Fig. 3.

mGluR stimulation increases CaMKIIβ phosphorylation at S315 through IP₃R1/PKC signaling. (A and B) Immunostaining of PKC-mediated phosphorylation of CaMKIIβ at S315 upon mGluR stimulation in cultured Itpr1^+/+ and Itpr1^−/− Purkinje cells. Primary cultured cerebellar cells from Itpr1^+/+ mice were treated with 100 μM DHPG for 10 min in the presence or absence of 5 μM Go6976 (A), and cells from Itpr1^−/− mice were treated with 100 μM DHPG or 0.4 μM PMA for 10 min (B). Treated cells were immunostained with the antibodies indicated. Purkinje cell distal dendritic areas are shown. (Scale bars, 10 μm.) Quantification of the phosphorylation level of CaMKIIβ at S315 in the distal dendritic area of Purkinje cells are shown at Right. ***P < 0.0001, one-way ANOVA with Bonferroni’s test for multiple comparisons. (C) Immunohistochemistry of S315 phosphorylation of CaMKIIβ of Purkinje cells in acute cerebellar slices prepared from Itpr1^flox/flox and L7-Cre;Itpr1^flox/flox mice.
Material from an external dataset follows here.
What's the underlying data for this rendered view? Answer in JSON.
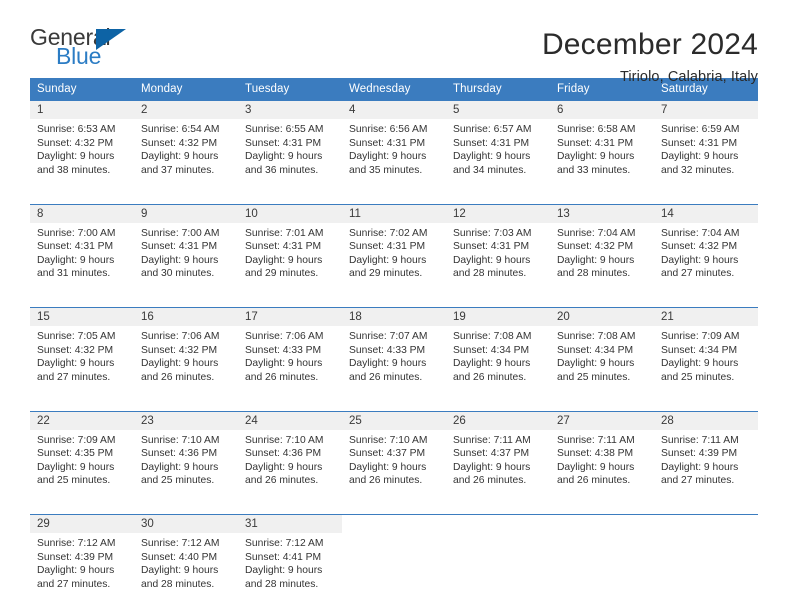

The slices were treated with 100 μM DHPG for 5 min or 0.4 μM PMA for 15 min, resectioned, and immunostained with the indicated antibodies. Distal dendritic areas of Purkinje cells are shown. (Scale bar, 20 μm.) Quantification of the phosphorylation level of CaMKIIβ at S315 in Purkinje cells is shown at Right. *P < 0.05, one-way ANOVA with Dunnett’s multiple-comparison post hoc test compared with control within each genotype. The numbers of neurons (A and B) and sections (C) are indicated in each graph.